Specifically, for every pair $(i,j) (1\leq i \lt j \leq N)$, Player $i$ and Player $j$ play a match against each other once, for a total of $\frac{N(N-1)}{2}$ matches.
In every match, one of the players will be a winner and the other will be a loser; there is no draw.
$M$ matches have already ended. In the $i$-th match, Player $W_i$ won Player $L_i$.
List all the players who may become the unique winner after the round-robin tournament is completed.
A player is said to be the unique winner if the number of the player's wins is strictly greater than that of any other player.
Input is given from Standard Input in the following format:
$N$ $M$ $W_1$ $L_1$ $W_2$ $L_2$ $\vdots$ $W_M$ $L_M$
Let $A=(A_1,A_2,\dots,A_K) (A_1\lt A_2 \lt \dots \lt A_K)$ be the set of indices of players that may become the unique winner. Print $A$ in the increasing order, with spaces in between.

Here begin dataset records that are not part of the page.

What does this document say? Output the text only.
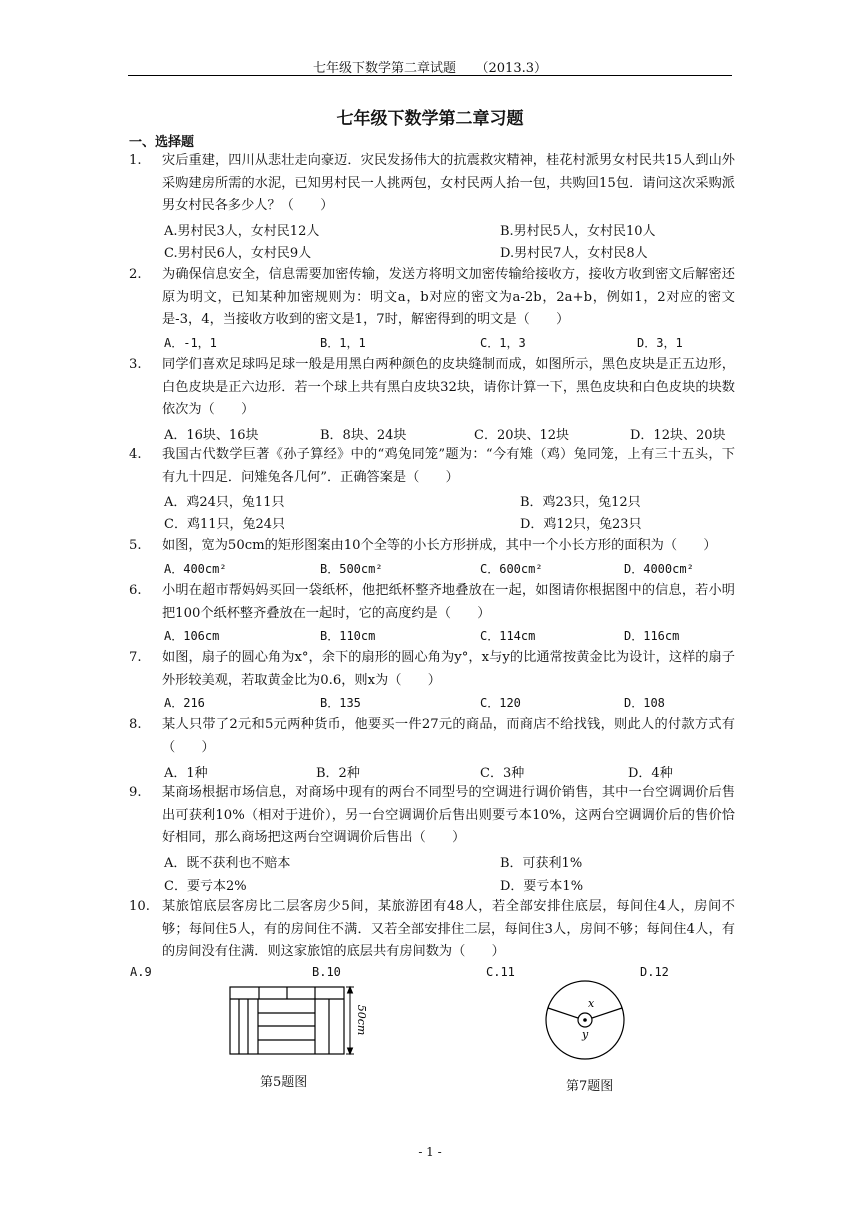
七年级下数学第二章试题　　（2013.3）
七年级下数学第二章习题
一、选择题
1. 灾后重建，四川从悲壮走向豪迈．灾民发扬伟大的抗震救灾精神，桂花村派男女村民共15人到山外采购建房所需的水泥，已知男村民一人挑两包，女村民两人抬一包，共购回15包．请问这次采购派男女村民各多少人？（　　）
A.男村民3人，女村民12人	B.男村民5人，女村民10人
C.男村民6人，女村民9人	D.男村民7人，女村民8人
2. 为确保信息安全，信息需要加密传输，发送方将明文加密传输给接收方，接收方收到密文后解密还原为明文，已知某种加密规则为：明文a，b对应的密文为a-2b，2a+b，例如1，2对应的密文是-3，4，当接收方收到的密文是1，7时，解密得到的明文是（　　）
A．-1，1	B．1，1	C．1，3	D．3，1
3. 同学们喜欢足球吗足球一般是用黑白两种颜色的皮块缝制而成，如图所示，黑色皮块是正五边形，白色皮块是正六边形．若一个球上共有黑白皮块32块，请你计算一下，黑色皮块和白色皮块的块数依次为（　　）
A．16块、16块	B．8块、24块	C．20块、12块	D．12块、20块
4. 我国古代数学巨著《孙子算经》中的“鸡兔同笼”题为：“今有雉（鸡）兔同笼，上有三十五头，下有九十四足．问雉兔各几何”．正确答案是（　　）
A．鸡24只，兔11只	B．鸡23只，兔12只
C．鸡11只，兔24只	D．鸡12只，兔23只
5. 如图，宽为50cm的矩形图案由10个全等的小长方形拼成，其中一个小长方形的面积为（　　）
A．400cm²	B．500cm²	C．600cm²	D．4000cm²
6. 小明在超市帮妈妈买回一袋纸杯，他把纸杯整齐地叠放在一起，如图请你根据图中的信息，若小明把100个纸杯整齐叠放在一起时，它的高度约是（　　）
A．106cm	B．110cm	C．114cm	D．116cm
7. 如图，扇子的圆心角为x°，余下的扇形的圆心角为y°，x与y的比通常按黄金比为设计，这样的扇子外形较美观，若取黄金比为0.6，则x为（　　）
A．216	B．135	C．120	D．108
8. 某人只带了2元和5元两种货币，他要买一件27元的商品，而商店不给找钱，则此人的付款方式有（　　）
A．1种	B．2种	C．3种	D．4种
9. 某商场根据市场信息，对商场中现有的两台不同型号的空调进行调价销售，其中一台空调调价后售出可获利10%（相对于进价），另一台空调调价后售出则要亏本10%，这两台空调调价后的售价恰好相同，那么商场把这两台空调调价后售出（　　）
A．既不获利也不赔本	B．可获利1%
C．要亏本2%	D．要亏本1%
10. 某旅馆底层客房比二层客房少5间，某旅游团有48人，若全部安排住底层，每间住4人，房间不够；每间住5人，有的房间住不满．又若全部安排住二层，每间住3人，房间不够；每间住4人，有的房间没有住满．则这家旅馆的底层共有房间数为（　　）
A.9	B.10	C.11	D.12
50cm
第5题图
x
y
第7题图
- 1 -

In other words, print in the following format.
$A_1$ $A_2$ $\dots$ $A_K$
4 2 2 1 2 3
2 4
Players $2$ and $4$ may become the unique winner, while Players $1$ and $3$ cannot.
Note that output like 4 2
is considered to be incorrect.
3 3 1 2 2 3 3 1
It is possible that no player can become the unique winner.
7 9 6 5 1 2 3 4 5 3 6 2 1 5 3 2 6 4 1 4
1 3 6 7